A mother and son admitted arranging a string of “sham” marriages.

Patricia Williams, 60, and her son, Jason Williams, 38, of St John’s Road, Dudley, pleaded guilty to breaching immigration laws when they appeared before Birmingham Crown Court.

The pair were bailed to be sentenced on September 4. They have been prosecuted for arranging bogus weddings to nationals from Africa and Jamaica before.

Last month, eight other people, seven of whom were related to the defendants, were sentenced.

The criminal mastermind behind the scam was Vendrick Clarke, 51. He was sentenced in August last year to nine years in prison for conspiracy to defraud the Home Office, conspiracy to facilitate a breach of immigration laws and one count of supplying Class A drugs.

Jason Williams married Camille Davis, a Jamaican national, in Birmingham in July, 2004.

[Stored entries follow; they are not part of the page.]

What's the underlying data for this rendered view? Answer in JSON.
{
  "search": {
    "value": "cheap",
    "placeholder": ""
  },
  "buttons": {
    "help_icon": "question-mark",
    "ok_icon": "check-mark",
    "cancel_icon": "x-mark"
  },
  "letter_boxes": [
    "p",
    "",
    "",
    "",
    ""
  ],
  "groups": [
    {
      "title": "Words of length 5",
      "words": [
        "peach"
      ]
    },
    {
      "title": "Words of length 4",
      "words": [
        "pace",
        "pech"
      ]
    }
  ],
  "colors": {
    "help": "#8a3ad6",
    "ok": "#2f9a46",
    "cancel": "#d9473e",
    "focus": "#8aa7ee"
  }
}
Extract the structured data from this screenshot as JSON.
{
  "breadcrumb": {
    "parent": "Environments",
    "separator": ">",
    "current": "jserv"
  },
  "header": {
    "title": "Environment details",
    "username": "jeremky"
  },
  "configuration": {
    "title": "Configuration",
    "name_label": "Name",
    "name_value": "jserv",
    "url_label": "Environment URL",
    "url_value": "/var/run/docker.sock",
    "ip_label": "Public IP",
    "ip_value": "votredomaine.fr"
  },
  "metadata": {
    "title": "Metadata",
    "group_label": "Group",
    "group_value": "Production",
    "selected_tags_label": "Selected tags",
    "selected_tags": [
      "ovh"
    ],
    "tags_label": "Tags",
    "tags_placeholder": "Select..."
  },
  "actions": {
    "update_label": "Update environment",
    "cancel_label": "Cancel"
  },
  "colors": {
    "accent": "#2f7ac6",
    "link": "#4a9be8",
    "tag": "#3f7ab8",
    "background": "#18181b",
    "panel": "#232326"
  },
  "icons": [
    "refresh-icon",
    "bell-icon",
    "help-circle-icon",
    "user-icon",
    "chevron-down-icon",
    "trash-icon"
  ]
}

His mother was said to have attended and supported a number of marriages she knew to be shams.

Other members of the Williams family were sentenced on similar charges last month.

Brett, 31, Daniel, 28, David, 32, Natalie, 26, and Luke, 24, all from Dudley, all received between 12 and 24 months’ jail.

Amanda Williams, 35, from Rowley Regis, West Midlands, received a 12-month suspended sentence and 100 hours’ unpaid work, while Donna Williams, a 37-year-old Jamaican national from Handsworth, Birmingham, who married David, was jailed for 15 months.

Dawn Whitehouse, 33, from Dudley, was given a 12-month suspended sentence and a two-year supervision order for possession of a false driving licence.